Hi, I am new to quantization with PyTorch
From various tutorials, I undertsand that the procedure to do static quantization goes like this:
1- Add QuantStubs/DeQuantStubs before the part to quantize
2- Add a qconfig to the modules that should be quantized
3- Call prepare() to setup the observers (and fake quantization?)
4- Calibrate with data/QAT
5- Convert to quantized model using convert()
Based on what I understand, I would assume that after calling the prepare() method, the QuantStub will track statistics, and also model quantization error in the forward pass for QAT. However, this isn’t what I see:
import torch
import torch.nn as nn
torch.random.manual_seed(0)
# Toy model. Two Linear layers & a ReLU
class Model(nn.Module):
def __init__(self):
super(Model, self).__init__()
self.a = nn.Linear(1, 8)
self.act = nn.ReLU()
self.b = nn.Linear(8, 2)
self.quant = torch.ao.quantization.QuantStub()

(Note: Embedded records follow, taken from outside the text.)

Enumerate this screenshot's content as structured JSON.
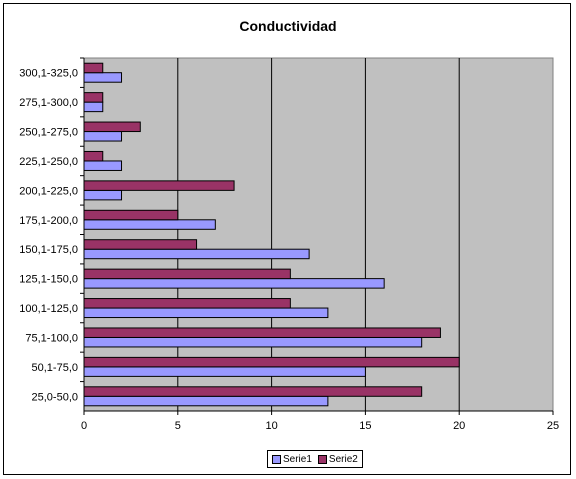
{
  "chart_data": {
    "type": "bar",
    "orientation": "horizontal",
    "title": "Conductividad",
    "xlabel": "",
    "ylabel": "",
    "categories": [
      "25,0-50,0",
      "50,1-75,0",
      "75,1-100,0",
      "100,1-125,0",
      "125,1-150,0",
      "150,1-175,0",
      "175,1-200,0",
      "200,1-225,0",
      "225,1-250,0",
      "250,1-275,0",
      "275,1-300,0",
      "300,1-325,0"
    ],
    "series": [
      {
        "name": "Serie1",
        "color": "#9999ff",
        "values": [
          13,
          15,
          18,
          13,
          16,
          12,
          7,
          2,
          2,
          2,
          1,
          2
        ]
      },
      {
        "name": "Serie2",
        "color": "#993366",
        "values": [
          18,
          20,
          19,
          11,
          11,
          6,
          5,
          8,
          1,
          3,
          1,
          1
        ]
      }
    ],
    "xlim": [
      0,
      25
    ],
    "xticks": [
      "0",
      "5",
      "10",
      "15",
      "20",
      "25"
    ],
    "grid": true,
    "plot_background": "#c0c0c0",
    "legend_position": "bottom"
  }
}
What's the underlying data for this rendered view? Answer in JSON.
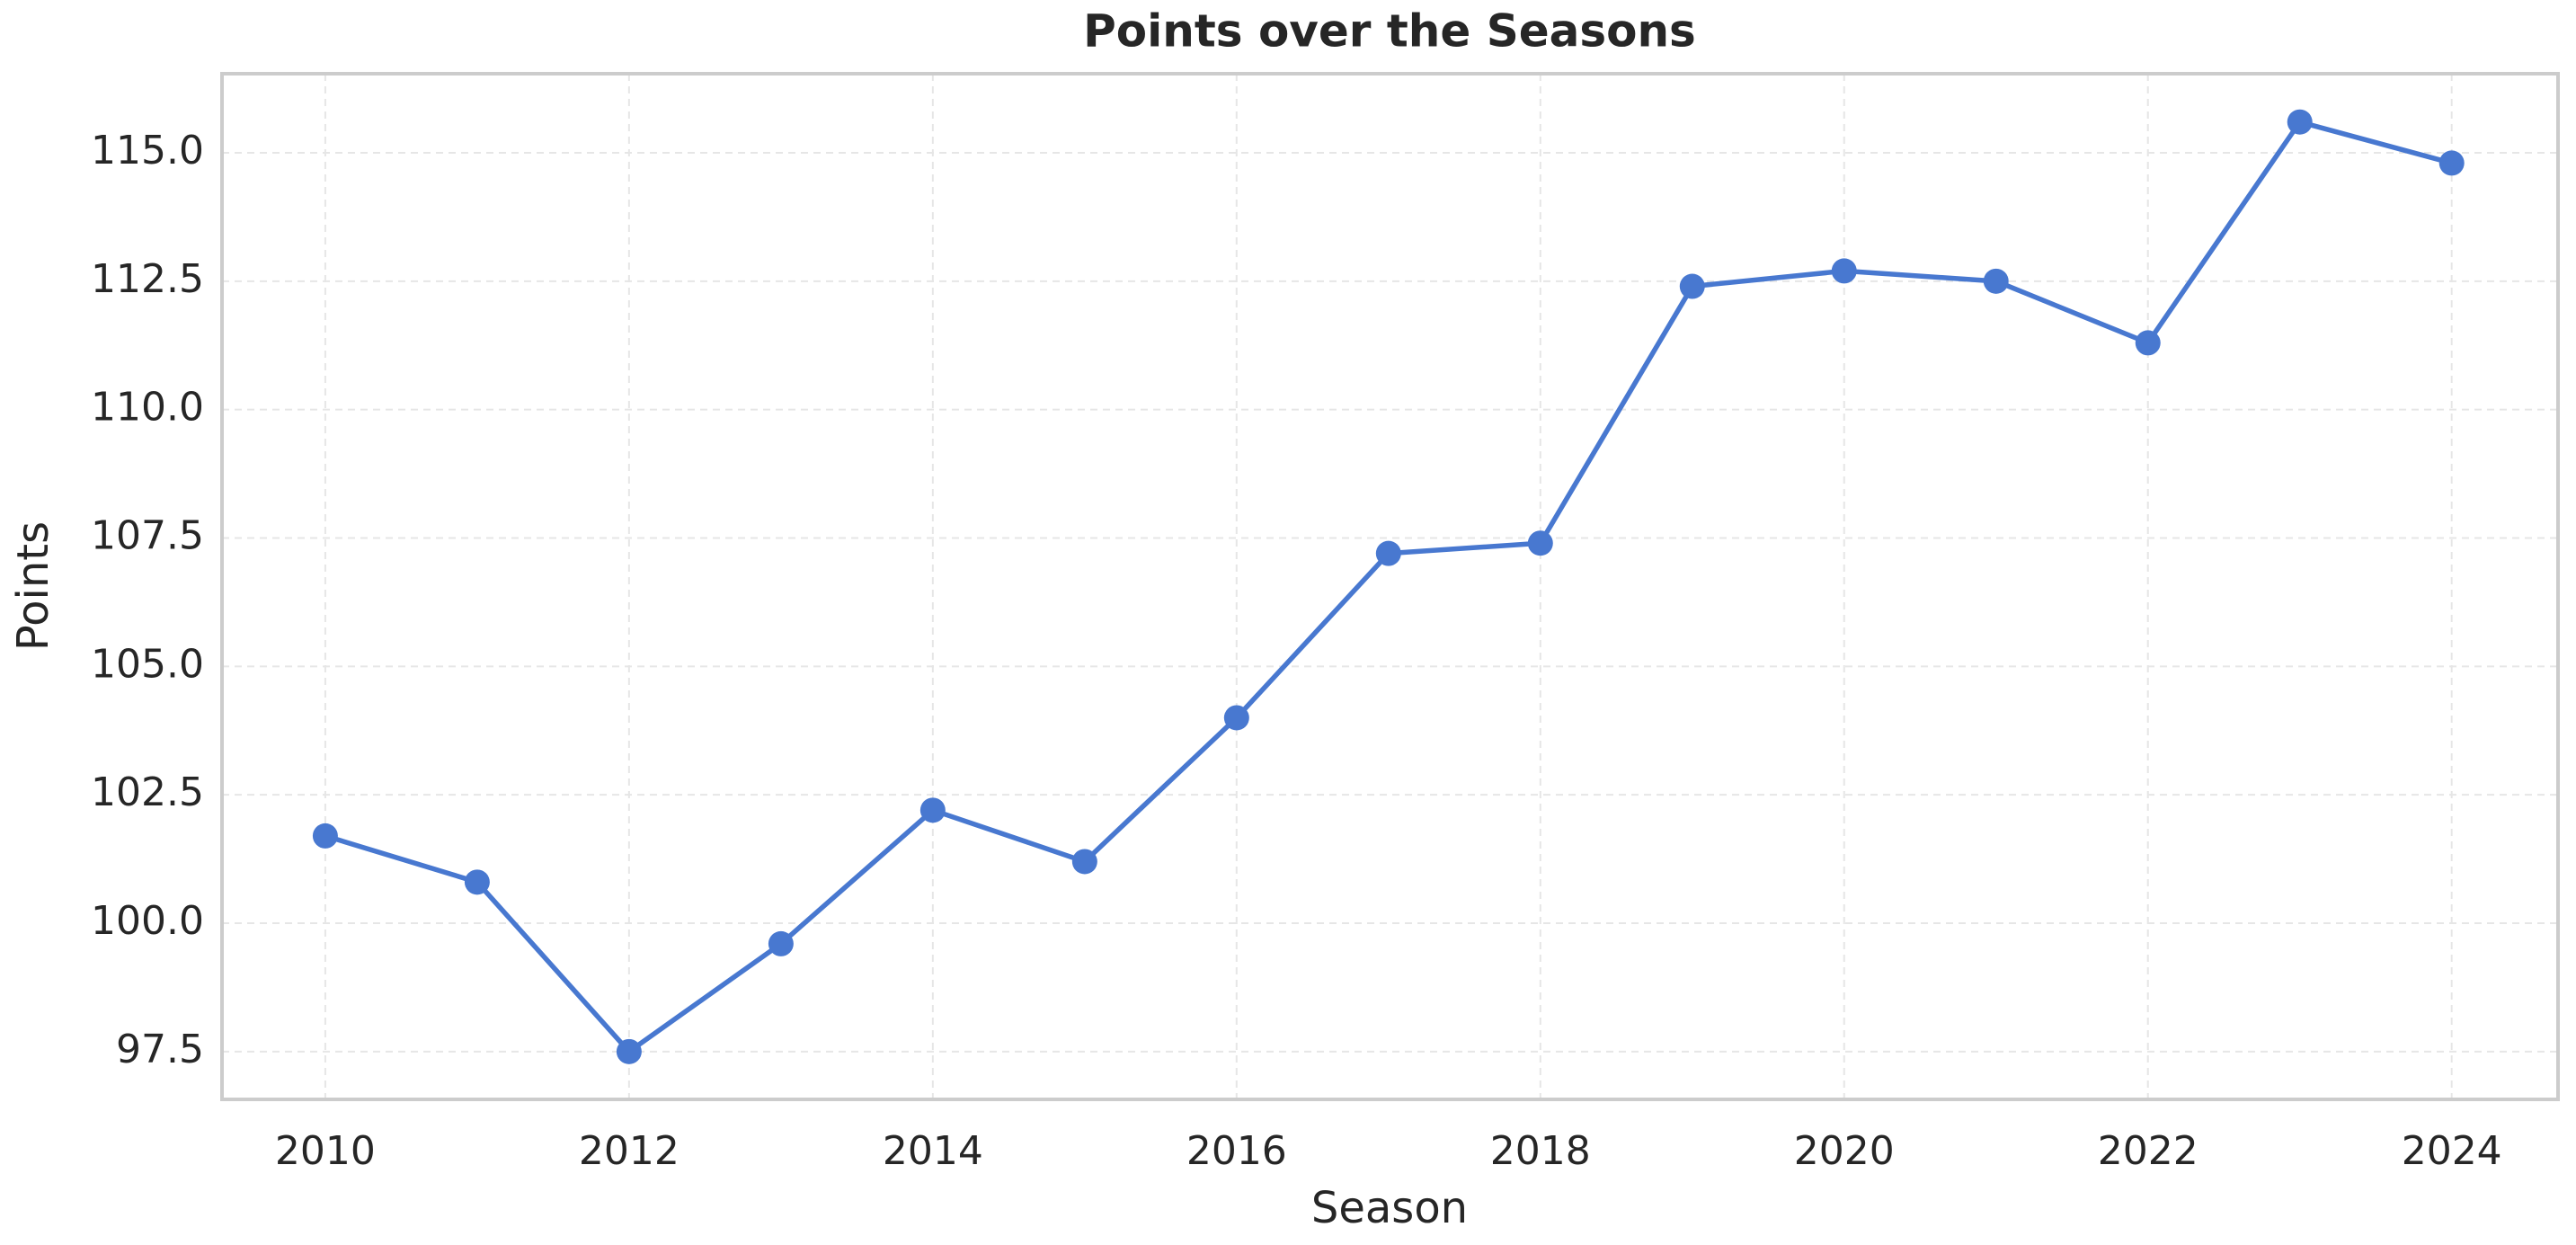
{
  "chart_data": {
    "type": "line",
    "title": "Points over the Seasons",
    "xlabel": "Season",
    "ylabel": "Points",
    "x": [
      2010,
      2011,
      2012,
      2013,
      2014,
      2015,
      2016,
      2017,
      2018,
      2019,
      2020,
      2021,
      2022,
      2023,
      2024
    ],
    "series": [
      {
        "name": "Points",
        "color": "#4878d0",
        "values": [
          101.7,
          100.8,
          97.5,
          99.6,
          102.2,
          101.2,
          104.0,
          107.2,
          107.4,
          112.4,
          112.7,
          112.5,
          111.3,
          115.6,
          114.8
        ]
      }
    ],
    "xlim": [
      2009.32,
      2024.7
    ],
    "ylim": [
      96.57,
      116.54
    ],
    "xticks": [
      2010,
      2012,
      2014,
      2016,
      2018,
      2020,
      2022,
      2024
    ],
    "yticks": [
      97.5,
      {
        "value": 100,
        "label": "100.0"
      },
      102.5,
      {
        "value": 105,
        "label": "105.0"
      },
      107.5,
      {
        "value": 110,
        "label": "110.0"
      },
      112.5,
      {
        "value": 115,
        "label": "115.0"
      }
    ],
    "grid": true,
    "markers": true
  }
}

self.dequant = torch.ao.quantization.DeQuantStub()
def forward(self, x):
x = self.quant(x)
x = self.a(x)
x = self.act(x)
x = self.b(x)
x = self.dequant(x)
return x
# Create original (unprepared model)
m_orig = Model()
print('Original model', m_orig)
# Create prepared model (Fake quantize should be added here???)

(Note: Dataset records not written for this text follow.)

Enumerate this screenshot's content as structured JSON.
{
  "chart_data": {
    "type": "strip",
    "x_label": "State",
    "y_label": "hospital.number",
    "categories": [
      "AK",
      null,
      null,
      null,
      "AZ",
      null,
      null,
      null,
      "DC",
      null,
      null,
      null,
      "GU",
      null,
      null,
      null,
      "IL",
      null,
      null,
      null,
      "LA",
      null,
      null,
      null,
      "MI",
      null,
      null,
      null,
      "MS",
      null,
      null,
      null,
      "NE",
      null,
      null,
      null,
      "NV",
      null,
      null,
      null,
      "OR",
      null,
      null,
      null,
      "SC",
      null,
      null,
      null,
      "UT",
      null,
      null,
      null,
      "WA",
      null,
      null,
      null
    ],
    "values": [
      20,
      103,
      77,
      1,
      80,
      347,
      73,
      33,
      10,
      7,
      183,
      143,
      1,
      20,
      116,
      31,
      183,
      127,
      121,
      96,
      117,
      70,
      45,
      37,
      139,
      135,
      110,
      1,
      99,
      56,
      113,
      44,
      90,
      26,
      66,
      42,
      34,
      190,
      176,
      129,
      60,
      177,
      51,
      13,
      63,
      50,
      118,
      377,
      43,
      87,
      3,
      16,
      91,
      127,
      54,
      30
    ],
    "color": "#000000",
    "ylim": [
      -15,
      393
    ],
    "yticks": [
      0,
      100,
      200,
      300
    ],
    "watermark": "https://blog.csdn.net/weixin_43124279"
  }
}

m_orig.qconfig = torch.ao.quantization.get_default_qconfig()
m = torch.ao.quantization.prepare(m_orig, inplace=False)
print('Prepared', m)
# Random input
def runRandom(model):
a = torch.randn(1, 5, 1)
b = model(a)
return b
# Fixed input
x = torch.randn(1, 5, 1)
def runFixed(model):
b = model(x)
return b
# Calibrate
print('Random input', runRandom(m))
# Convert to quantized model
qm = torch.ao.quantization.convert(m, inplace=False)
# Test
print('[Prepared model] Fixed input', runFixed(m))
print('[Original model] Fixed input', runFixed(m_orig))
print("Quantized model", qm)
print("[Quantized model] Fixed input", runFixed(qm))
However, in the code above, I see that the original (unprepared) model and the prepared model produce the exact same output, while the quantized model produces a different output than either of the two:
[Prepared model] Fixed input tensor([[[-0.0310, -0.0343],
[ 0.2967, 0.2313],
[-0.1149, -0.1024],
[-0.3348, -0.1802],
[-0.1974, -0.1572]]], grad_fn=<ViewBackward0>)
[Original model] Fixed input tensor([[[-0.0310, -0.0343],
[ 0.2967, 0.2313],
[-0.1149, -0.1024],
[-0.3348, -0.1802],
[-0.1974, -0.1572]]], grad_fn=<ViewBackward0>)
[Quantized model] Fixed input tensor([[[-0.0282, -0.0323],
[ 0.2381, 0.1856],
[-0.1170, -0.1049],
[-0.3349, -0.1775],
[-0.1977, -0.1574]]])
I would think that the prepared model would simulate quantization effects to some extent. Is there something I’m missing here?